Background - I’m tinkering with code reuse patterns, I started with some OO stuff but found limitations and advice that the team saw functional-esque programming a more likely supported paradigm. Ruby seems OK for such although I must admit - I’m neither a Ruby programmer nor a seasoned functional programmer. Needless to say I’m crossing the line of supported syntax here and there …
The issue I’m having is that I have been using Procs and I call ‘parameters’ on the Procs (to do some parameters currying). i.e.
myproc = Proc.new do | a:, b:, c: |
do_stuff
end
f_that_raises = Proc.new do | method |
myproc.parameters
end
f_that_raises(my_proc)
This works fine when its in one buffer. As soon as I try to call this code in another buffer the Procs become Symbols and I get the following error
Error: [buffer 8, line 165] - NoMethodError
Thread death!
undefined method `parameters' for :myproc:Symbol
The same obviously happens if I use define (I’m kinda presumeing define is a shorthand/synonym for Proc anyway … ?).
Is there a correct way to do this? Or a workaround?
Or …can someone illuminate this area - perhaps there’s even documentation about how variables/symbols work across buffers etc that I haven’t come across yet.
To a point. I think Sonic Pi also uses procedural programming (it’s simple for a 10 year old child to understand) with a few functional programming hints thrown in here and there. That said, it seems to me that we’d be more likely to support (simple) functional programming concepts over Object Orientation.
Nope. define is a standard Ruby function that takes a block parameter. (This block being the definition of the function that you want to create in Sonic Pi). See here:
As far as the actual problem you’re having, I don’t know exactly, but I suspect it is a similar issue to what blipson was having with namespacing. The define method in turn asks the codebase to define your user method into a specially namespaced module. Defining a proc directly triggers no such mechanism, and as such they do not end up in the usual namespace.
As for a workaround: I can’t say quickly off the top of my head. I’d need to possibly know a little more about the exact system you’re trying to build, and/or play around with it myself a bit. Sonic Pi’s standard mechanisms for sharing state between buffers is (I think?) limited to the Time-State system, and using define for user functions.

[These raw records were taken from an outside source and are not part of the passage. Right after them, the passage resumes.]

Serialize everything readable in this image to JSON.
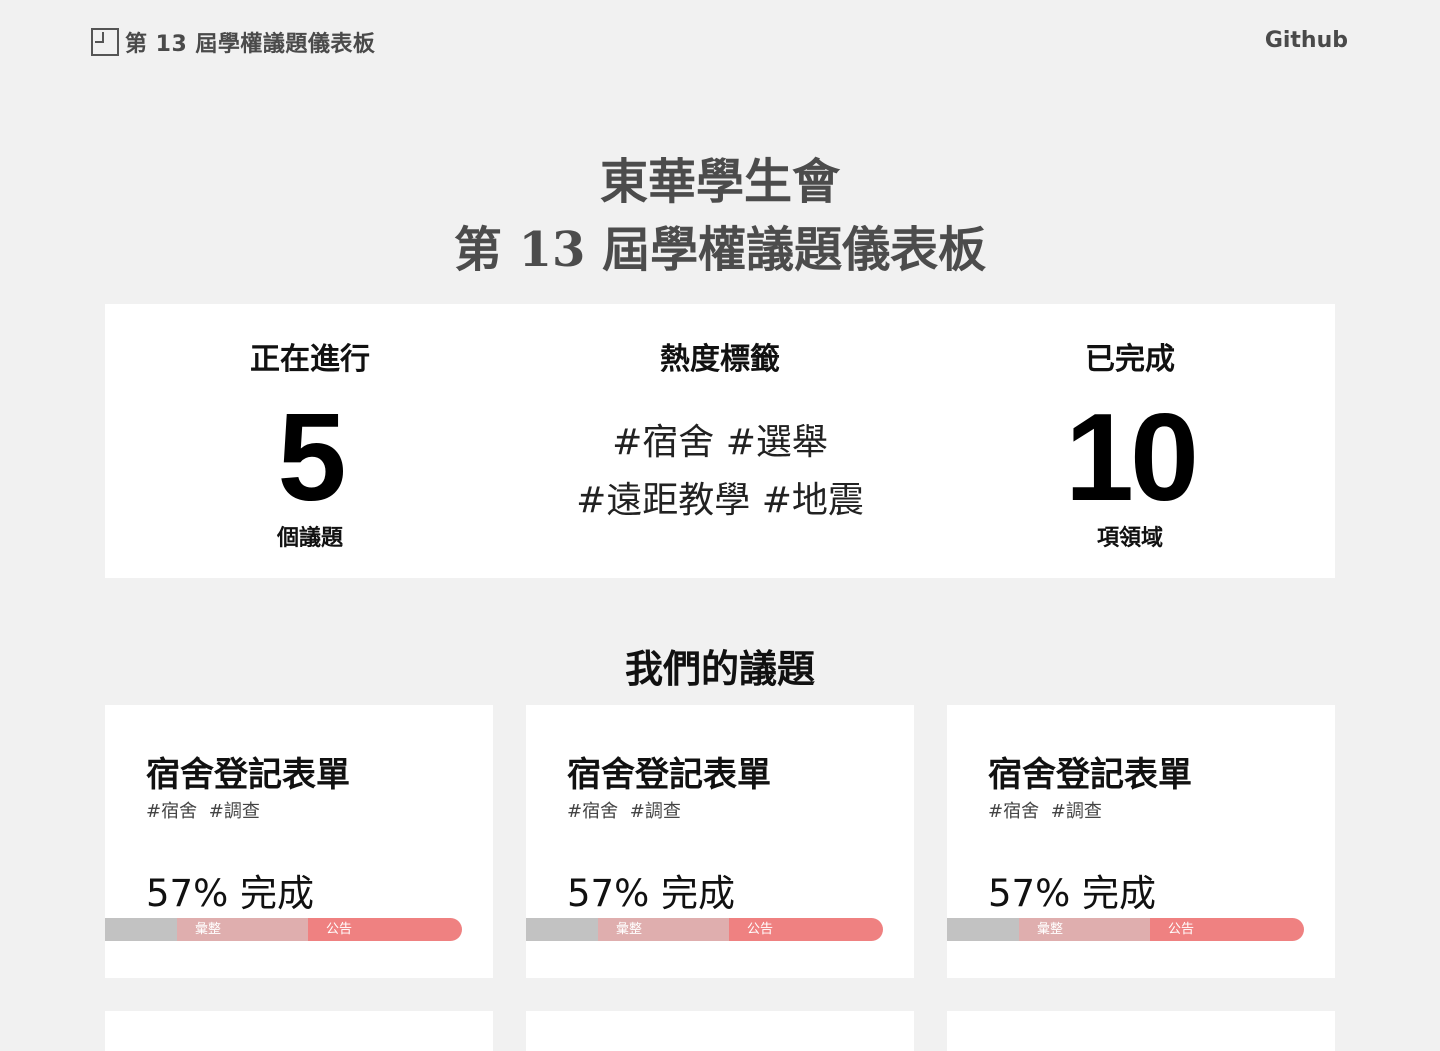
{
  "nav": {
    "brand": "第 13 屆學權議題儀表板",
    "github": "Github"
  },
  "hero": {
    "line1": "東華學生會",
    "line2": "第 13 屆學權議題儀表板"
  },
  "stats": {
    "ongoing": {
      "heading": "正在進行",
      "value": "5",
      "unit": "個議題"
    },
    "tags": {
      "heading": "熱度標籤",
      "line1": "#宿舍 #選舉",
      "line2": "#遠距教學 #地震"
    },
    "done": {
      "heading": "已完成",
      "value": "10",
      "unit": "項領域"
    }
  },
  "section": {
    "title": "我們的議題"
  },
  "issues": [
    {
      "title": "宿舍登記表單",
      "tags": "#宿舍 #調查",
      "progress": "57% 完成",
      "stage_a": "彙整",
      "stage_b": "公告"
    },
    {
      "title": "宿舍登記表單",
      "tags": "#宿舍 #調查",
      "progress": "57% 完成",
      "stage_a": "彙整",
      "stage_b": "公告"
    },
    {
      "title": "宿舍登記表單",
      "tags": "#宿舍 #調查",
      "progress": "57% 完成",
      "stage_a": "彙整",
      "stage_b": "公告"
    }
  ]
}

Thanks for the reply - useful info. To be more precise you can reproduce the symptom using the minimal code below.
# buffer 1
define :play_sample do |xsample: :bd_haus, pos: 0, play_params: {}, **kw|
params = play_params.merge(kw)
sample xsample, **params
0
end
play_sample2 = Proc.new do |xsample: :bd_haus, pos: 0, play_params: {}, **kw|
params = play_params.merge(kw)
sample xsample, **params
0
end
play_sample.parameters # this call does not throw an exception
play_sample2.parameters # this call does not throw an exception
but
# buffer 2
play_sample.parameters # this call raises
play_sample2.parameters # this call also raises
The motivation is the following function that provides a ‘better’ currying functionality than the ruby built-in in my use case
kw_curry = Proc.new do | method |
-> (**kw_args) {
required = method.parameters.select { |type, _| type == :keyreq }
if required.all? { |_, name| kw_args.has_key?(name) }
method.call(**kw_args)
else
-> (**other_kw_args) { kw_curry(method)[**kw_args, **other_kw_args] }
end
}
end
I think you’ll find in the above examples that play_sample.parameters will not work anywhere, because you’re effectively trying to run 0.parameters - since 0 is the return value of play_sample
. (The play_sample2.parameters errors in buffer 2 for the same reason I mentioned earlier about namespacing).
You can still use introspection to return the list of parameters for play_sample in buffer 2 - you just need to use a different command: method(:play_sample).parameters. Is that helpful at all?